I wanted to thank each one of you for your kind and lovely comments. I am sorry that it has taken me a week to get back to post again and also that I did not respond to each comment individually. As you can imagine this week has been a difficult one. I have been mostly numb and in denial but today I took off to have the day to myself. I needed to just be alone. At the moment, I just want to sleep. I think I will in a little while. Take a nice nap. We have the assembly this weekend and want to be rested up for it. I have to say everyone's comments have really encouraged me. Seriously, they have really helped. I dont feel alone in dealing with it. I know your prayers have helped as well. I havent talked to Nathan but for a few minutes since the last time. The poor thing sounded worse. He was busy and I haven't been able to get a hold of him since. I know he will be okay but its natural to worry over those you love. A friend of mine sent flowers to arrive at his parents house yesterday and I sent some to arrive today. I believe another friend is sending some as well. I still need to send out a card as the little card on the flowers is not enough to express myself on. These are the ones I sent. I found the funeral flowers to be too depressing:

I hope they like them. When I told Nathan that we were all sending flowers, he sounded shocked but in a good way.
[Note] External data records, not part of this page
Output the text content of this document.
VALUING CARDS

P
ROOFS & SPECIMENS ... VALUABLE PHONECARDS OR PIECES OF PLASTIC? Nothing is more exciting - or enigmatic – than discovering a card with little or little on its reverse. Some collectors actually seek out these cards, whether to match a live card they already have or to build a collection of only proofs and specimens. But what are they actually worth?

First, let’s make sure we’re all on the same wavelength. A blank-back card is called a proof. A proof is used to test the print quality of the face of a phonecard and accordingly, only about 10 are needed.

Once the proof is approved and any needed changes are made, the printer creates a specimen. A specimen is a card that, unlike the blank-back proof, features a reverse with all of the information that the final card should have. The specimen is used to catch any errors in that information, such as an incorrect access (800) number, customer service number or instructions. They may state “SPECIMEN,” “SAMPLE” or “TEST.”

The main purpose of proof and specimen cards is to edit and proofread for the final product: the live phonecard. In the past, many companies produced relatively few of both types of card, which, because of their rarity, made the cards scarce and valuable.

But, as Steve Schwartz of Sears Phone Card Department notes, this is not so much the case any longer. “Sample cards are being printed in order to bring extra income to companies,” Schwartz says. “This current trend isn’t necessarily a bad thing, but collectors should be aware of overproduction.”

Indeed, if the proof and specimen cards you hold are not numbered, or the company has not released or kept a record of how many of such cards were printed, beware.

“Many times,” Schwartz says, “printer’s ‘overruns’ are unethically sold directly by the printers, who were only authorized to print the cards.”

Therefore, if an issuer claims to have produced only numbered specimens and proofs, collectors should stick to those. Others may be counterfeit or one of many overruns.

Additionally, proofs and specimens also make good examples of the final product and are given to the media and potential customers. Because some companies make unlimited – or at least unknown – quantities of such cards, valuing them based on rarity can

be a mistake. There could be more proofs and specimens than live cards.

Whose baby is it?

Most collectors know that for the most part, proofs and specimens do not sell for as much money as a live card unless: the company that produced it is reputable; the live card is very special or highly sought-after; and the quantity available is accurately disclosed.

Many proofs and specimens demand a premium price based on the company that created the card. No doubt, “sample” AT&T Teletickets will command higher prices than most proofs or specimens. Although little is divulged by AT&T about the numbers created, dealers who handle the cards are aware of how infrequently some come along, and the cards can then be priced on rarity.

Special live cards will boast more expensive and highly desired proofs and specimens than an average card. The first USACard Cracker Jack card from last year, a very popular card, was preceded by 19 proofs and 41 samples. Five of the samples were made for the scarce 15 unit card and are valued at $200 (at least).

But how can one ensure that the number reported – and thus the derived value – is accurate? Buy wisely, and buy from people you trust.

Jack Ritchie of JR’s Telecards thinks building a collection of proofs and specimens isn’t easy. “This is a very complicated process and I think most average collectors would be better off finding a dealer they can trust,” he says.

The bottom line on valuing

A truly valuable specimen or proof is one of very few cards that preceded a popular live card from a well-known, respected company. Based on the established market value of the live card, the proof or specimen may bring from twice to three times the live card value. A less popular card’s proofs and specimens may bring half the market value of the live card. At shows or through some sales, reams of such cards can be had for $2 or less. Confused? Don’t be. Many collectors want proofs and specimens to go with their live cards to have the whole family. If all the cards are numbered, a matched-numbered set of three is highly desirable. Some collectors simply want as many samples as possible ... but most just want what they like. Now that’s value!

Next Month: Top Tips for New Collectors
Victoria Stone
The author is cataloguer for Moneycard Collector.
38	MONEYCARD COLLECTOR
He said "That is the best thing you can do." They are not having a public funeral service for Eric which I respect. They have to do what is right for them, for them to grieve and move on. I am totally keeping tabs on Nate for the next few months. It takes a long time to get somewhat used to what has happened and in this case I am sure it will take even longer.
Anyways, on to other news (before I get too depressed) I got my hair cut yesterday. It is
seriously falling out. I was warned that could happen with my diet program but I didnt think it would happen to me. Literally everyday its falling out in chunks. I knew I had split ends and it was very heavy in the back and I had not cut my hair since December so I went last night to get it done. I will post a pic up of it. Its not fancy or anything but I think it looks healthier and I hope it helps to stop my hair from coming out. The good thing is that it will grow back, the thickness that is. I am worried but not panicking as I have always had loads of hair. Enough to spare.
So like I said this weekend is our assembly. I am really looking forward to it. I am sorry to say that since getting the news about Eric, I have not been to one meeting (so I missed 2) and I
know that is the worse thing to do but I have always been like that and I need to learn that its exactly during situations like this that I need to be at the meetings. I will get there. I hope this assembly rejuevenates us like the convention did. Our friends have called us and asked if they could take us out for dinner after the assembly on Sunday as its our anniversary on the 19th and they are going to Cuba and we are going to Italy so we wont have any time to celebrate together. I am looking forward to it. Its weird cause we went out for dinner with them last year as well and suddenly the next one is upon us! LOL Crazy stuff.
I will take pics at the assembly and post some up for you guys. Love you all SO much. You really do mean so much to me and touch my heart in a way I cant express. May Jehovah to continue protecting and blessing you and your families.